When we are the one who hurt someone, we want mercy. We want them to look at us and say, “I will not punish you. I will not fire you, or cut you off from this friendship, or levee this fine on you. I will not carry on this family feud.” Because that is what mercy is: the act of withholding punishment.

When we are the hurt ones, we struggle to deliver mercy. Because we’re hurt, damn it. Because we have been betrayed. The desire to inflict hurt, we believe, lessens our pain. We want retribution, in other words.

Punishing someone doesn’t lessen our pain. Intuitively, it seems like it should. But punishment is not the same thing as seeking restitution or remediation. Restitution is restoring what was lost, whether money or trust. Remediation is fixing the problem. These things, not retribution, set the balance right.

An example of giving mercy through process is restorative justice, which seeks to connect offender and victim and allow the victim and community to truly speak their sorrow, their pain and anger. 
Restorative justice is a hard concept to fathom, because it requires reconciliation rather than adjudication. It requires facing the offender and explaining the hurt, and it requires the offender listen. We don’t quite trust the process. It doesn’t always work. But the willingness to try it is what we call mercy.

Day 25 Reflection: Blessings

 Note: I am not usually overly Christian in my writing, being rather universalist in my leanings. But as the topic is blessings, I thought I would write in the dominant American religious view, Christianity, and its struggle with the concept of blessings.
******

I dreamed last night that I was watching a religious TV movie and then I was in it. In the dream, I had checked in to this hotel of sorts, feeling rather down, and I noticed the others in there with me suffered from similar struggles. Being in this place, this boarding house of sorts, elevated us and helped us feel more cherished in the world.

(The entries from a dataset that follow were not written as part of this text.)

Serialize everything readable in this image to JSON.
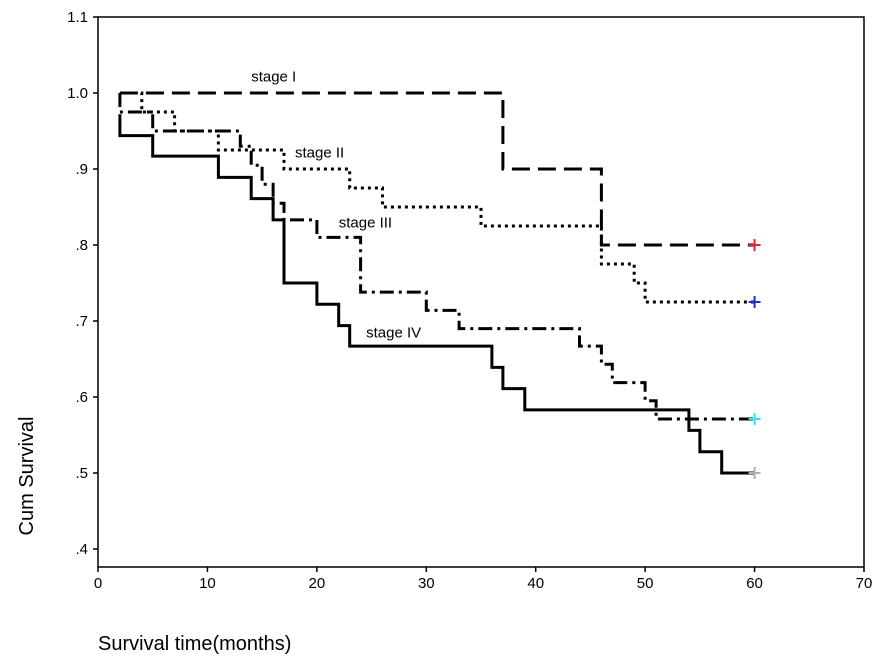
{
  "chart_data": {
    "type": "line",
    "step": true,
    "xlabel": "Survival time(months)",
    "ylabel": "Cum Survival",
    "xlim": [
      0,
      70
    ],
    "ylim": [
      0.4,
      1.1
    ],
    "x_ticks": [
      0,
      10,
      20,
      30,
      40,
      50,
      60,
      70
    ],
    "x_tick_labels": [
      "0",
      "10",
      "20",
      "30",
      "40",
      "50",
      "60",
      "70"
    ],
    "y_ticks": [
      0.4,
      0.5,
      0.6,
      0.7,
      0.8,
      0.9,
      1.0,
      1.1
    ],
    "y_tick_labels": [
      ".4",
      ".5",
      ".6",
      ".7",
      ".8",
      ".9",
      "1.0",
      "1.1"
    ],
    "grid": false,
    "legend": "none",
    "series": [
      {
        "name": "stage I",
        "style": "long-dash",
        "censor_color": "#e8232a",
        "points": [
          [
            2,
            1.0
          ],
          [
            37,
            1.0
          ],
          [
            37,
            0.9
          ],
          [
            46,
            0.9
          ],
          [
            46,
            0.8
          ],
          [
            60,
            0.8
          ]
        ]
      },
      {
        "name": "stage II",
        "style": "dotted",
        "censor_color": "#1f2fd0",
        "points": [
          [
            2,
            1.0
          ],
          [
            4,
            1.0
          ],
          [
            4,
            0.975
          ],
          [
            7,
            0.975
          ],
          [
            7,
            0.95
          ],
          [
            11,
            0.95
          ],
          [
            11,
            0.925
          ],
          [
            17,
            0.925
          ],
          [
            17,
            0.9
          ],
          [
            23,
            0.9
          ],
          [
            23,
            0.875
          ],
          [
            26,
            0.875
          ],
          [
            26,
            0.85
          ],
          [
            35,
            0.85
          ],
          [
            35,
            0.825
          ],
          [
            46,
            0.825
          ],
          [
            46,
            0.775
          ],
          [
            49,
            0.775
          ],
          [
            49,
            0.75
          ],
          [
            50,
            0.75
          ],
          [
            50,
            0.725
          ],
          [
            60,
            0.725
          ]
        ]
      },
      {
        "name": "stage III",
        "style": "dash-dot",
        "censor_color": "#34e4f0",
        "points": [
          [
            2,
            1.0
          ],
          [
            2,
            0.975
          ],
          [
            5,
            0.975
          ],
          [
            5,
            0.95
          ],
          [
            13,
            0.95
          ],
          [
            13,
            0.93
          ],
          [
            14,
            0.93
          ],
          [
            14,
            0.905
          ],
          [
            15,
            0.905
          ],
          [
            15,
            0.88
          ],
          [
            16,
            0.88
          ],
          [
            16,
            0.855
          ],
          [
            17,
            0.855
          ],
          [
            17,
            0.833
          ],
          [
            20,
            0.833
          ],
          [
            20,
            0.81
          ],
          [
            24,
            0.81
          ],
          [
            24,
            0.738
          ],
          [
            30,
            0.738
          ],
          [
            30,
            0.714
          ],
          [
            33,
            0.714
          ],
          [
            33,
            0.69
          ],
          [
            44,
            0.69
          ],
          [
            44,
            0.667
          ],
          [
            46,
            0.667
          ],
          [
            46,
            0.643
          ],
          [
            47,
            0.643
          ],
          [
            47,
            0.619
          ],
          [
            50,
            0.619
          ],
          [
            50,
            0.595
          ],
          [
            51,
            0.595
          ],
          [
            51,
            0.571
          ],
          [
            60,
            0.571
          ]
        ]
      },
      {
        "name": "stage IV",
        "style": "solid",
        "censor_color": "#b0b0b0",
        "points": [
          [
            2,
            0.972
          ],
          [
            2,
            0.944
          ],
          [
            5,
            0.944
          ],
          [
            5,
            0.917
          ],
          [
            11,
            0.917
          ],
          [
            11,
            0.889
          ],
          [
            14,
            0.889
          ],
          [
            14,
            0.861
          ],
          [
            16,
            0.861
          ],
          [
            16,
            0.833
          ],
          [
            17,
            0.833
          ],
          [
            17,
            0.806
          ],
          [
            17,
            0.778
          ],
          [
            17,
            0.75
          ],
          [
            20,
            0.75
          ],
          [
            20,
            0.722
          ],
          [
            22,
            0.722
          ],
          [
            22,
            0.694
          ],
          [
            23,
            0.694
          ],
          [
            23,
            0.667
          ],
          [
            36,
            0.667
          ],
          [
            36,
            0.639
          ],
          [
            37,
            0.639
          ],
          [
            37,
            0.611
          ],
          [
            39,
            0.611
          ],
          [
            39,
            0.583
          ],
          [
            54,
            0.583
          ],
          [
            54,
            0.556
          ],
          [
            55,
            0.556
          ],
          [
            55,
            0.528
          ],
          [
            57,
            0.528
          ],
          [
            57,
            0.5
          ],
          [
            60,
            0.5
          ]
        ]
      }
    ],
    "censor_marks": [
      {
        "series": "stage I",
        "x": 60,
        "y": 0.8
      },
      {
        "series": "stage II",
        "x": 60,
        "y": 0.725
      },
      {
        "series": "stage III",
        "x": 60,
        "y": 0.571
      },
      {
        "series": "stage IV",
        "x": 60,
        "y": 0.5
      }
    ]
  }
}
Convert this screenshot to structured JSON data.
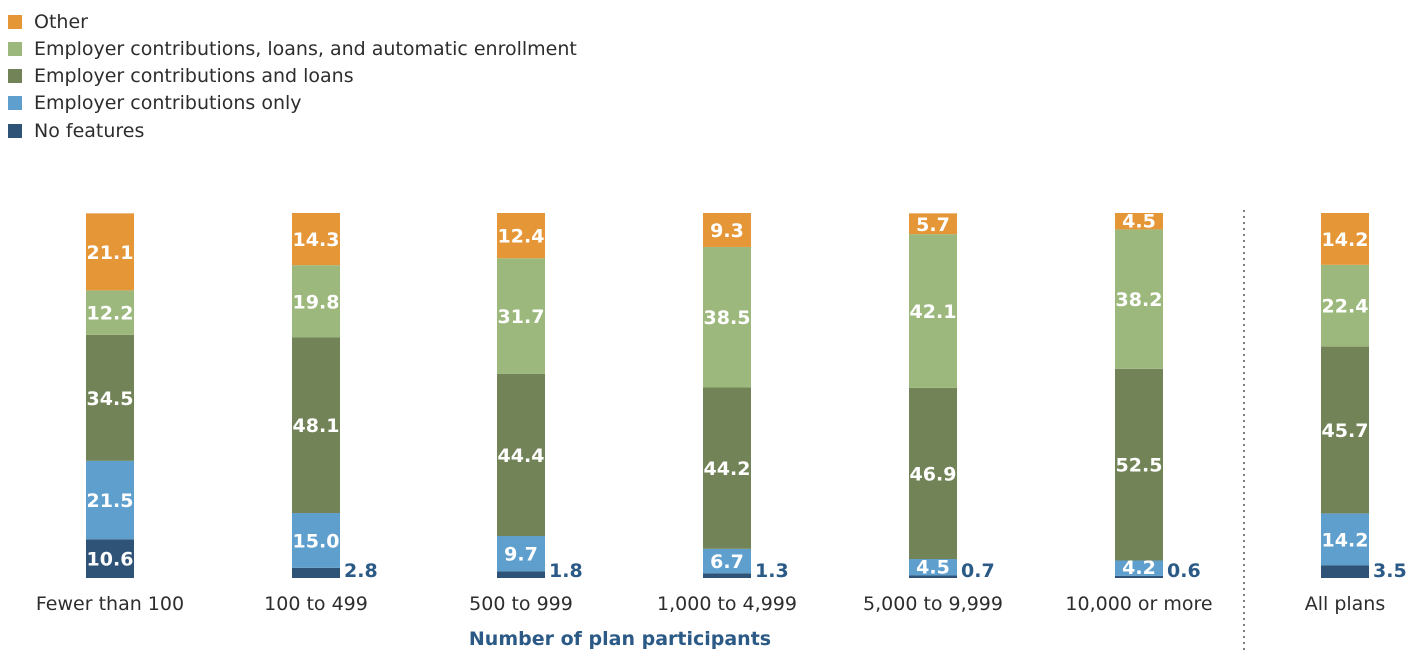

Then I stepped out of the movie for a moment and said to my husband, who watched the movie with me (at a bed-and-breakfast, incidentally) “Watch what happens” in the most cynical tone of voice.

When I returned to the movie, one of the people running the establishment had added a month’s supply of some sort of supplement to my bill. And then the other residents started objecting to the new residents who had come in — from what a sputtering man said, his children should not be exposed to what he called “girly-boys”. 

In a state of being blessed, we too often ask God to bless people like ourselves, not who we see as our enemies. We’d prefer it if God smote our enemies, like He did in the Old Testament. After all, they’re evil. They’re our enemies. We are the chosen ones, after all. We are Christian.

Actually, that’s not Christian. We are supposed to have evolved from that when Jesus delivered the Sermon on the Mount and when He gave his one Commandmant: Love your God above all and your brother as yourself — and note that he specifically gave an example of the Other — the despised Samaritans — as our brother. 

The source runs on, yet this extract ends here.